Autumn Leaves

through autumn's golden gown we used to kick our way
you always loved this time of year
loose fallen leaves lie undisturbed now
cos you're not here


From Forever Autumn by Jeff Wayne, Gary Osborne and Paul Vigrass. Although the original melody was written for a commercial (or at least that's what Wikipedia says) and Osborne and Vigrass then added lyrics and were 'big in Japan' with it, best known from the Justin Haywood version in Jeff Wayne's concept album War of the Worlds.

On the album, the journalist narrator (the wonderful voice of Richard Burton) describes the panic as the martians take over London
As I hastened through Covent Garden, Blackfriars and Billingsgate, more and more people joined the painful exodus. Sad, weary woman, their children stumbling and streaked with tears, their men bitter and angry, the rich rubbing shoulder with beggars and outcasts. Dogs snarled and whined, the horses bits were covered with foam?. And here and there were wounded soldiers, as helpless as the rest. We saw tripods wading up the Thames, cutting through bridges as though they were paper - Waterloo Bridge, Westminster Bridge?. One appeared above Big Ben.
Never before in the history of the world had such a mass of human beings moved and suffered together.

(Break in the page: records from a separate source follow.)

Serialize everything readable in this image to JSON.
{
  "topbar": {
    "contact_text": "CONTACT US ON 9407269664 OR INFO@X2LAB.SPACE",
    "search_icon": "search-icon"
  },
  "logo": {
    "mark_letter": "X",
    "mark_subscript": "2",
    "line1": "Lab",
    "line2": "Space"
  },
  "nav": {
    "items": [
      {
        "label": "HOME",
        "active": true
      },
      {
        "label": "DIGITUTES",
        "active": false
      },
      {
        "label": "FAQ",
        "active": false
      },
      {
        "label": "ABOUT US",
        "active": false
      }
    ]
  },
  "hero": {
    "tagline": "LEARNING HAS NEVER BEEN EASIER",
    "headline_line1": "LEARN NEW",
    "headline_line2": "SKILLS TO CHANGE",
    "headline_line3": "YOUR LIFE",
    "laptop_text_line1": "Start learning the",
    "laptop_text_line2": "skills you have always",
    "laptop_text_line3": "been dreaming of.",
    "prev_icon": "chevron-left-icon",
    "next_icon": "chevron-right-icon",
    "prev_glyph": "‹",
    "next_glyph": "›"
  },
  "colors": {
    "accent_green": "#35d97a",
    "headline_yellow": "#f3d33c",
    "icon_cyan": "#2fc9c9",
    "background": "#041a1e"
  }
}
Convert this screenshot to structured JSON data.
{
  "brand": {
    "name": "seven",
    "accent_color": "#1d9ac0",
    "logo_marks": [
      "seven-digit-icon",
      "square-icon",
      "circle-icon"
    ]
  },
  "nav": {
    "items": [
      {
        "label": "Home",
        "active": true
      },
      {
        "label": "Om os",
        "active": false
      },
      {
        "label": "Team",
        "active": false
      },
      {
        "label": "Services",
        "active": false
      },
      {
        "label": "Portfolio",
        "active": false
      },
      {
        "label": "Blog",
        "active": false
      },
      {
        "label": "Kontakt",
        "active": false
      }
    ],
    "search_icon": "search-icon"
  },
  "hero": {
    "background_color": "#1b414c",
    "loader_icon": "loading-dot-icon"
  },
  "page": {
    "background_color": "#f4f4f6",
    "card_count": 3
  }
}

This was no disciplined march - it was a stampede - without order and without a goal, six million people unarmed and unprovisioned, driving headlong. It was the beginning of the rout of civilisation, of the massacre of mankind.


From what I can see the second paragraph is more or less directly quoted from HG Wells' novel, although I cannot find the words of the first paragraph in the book.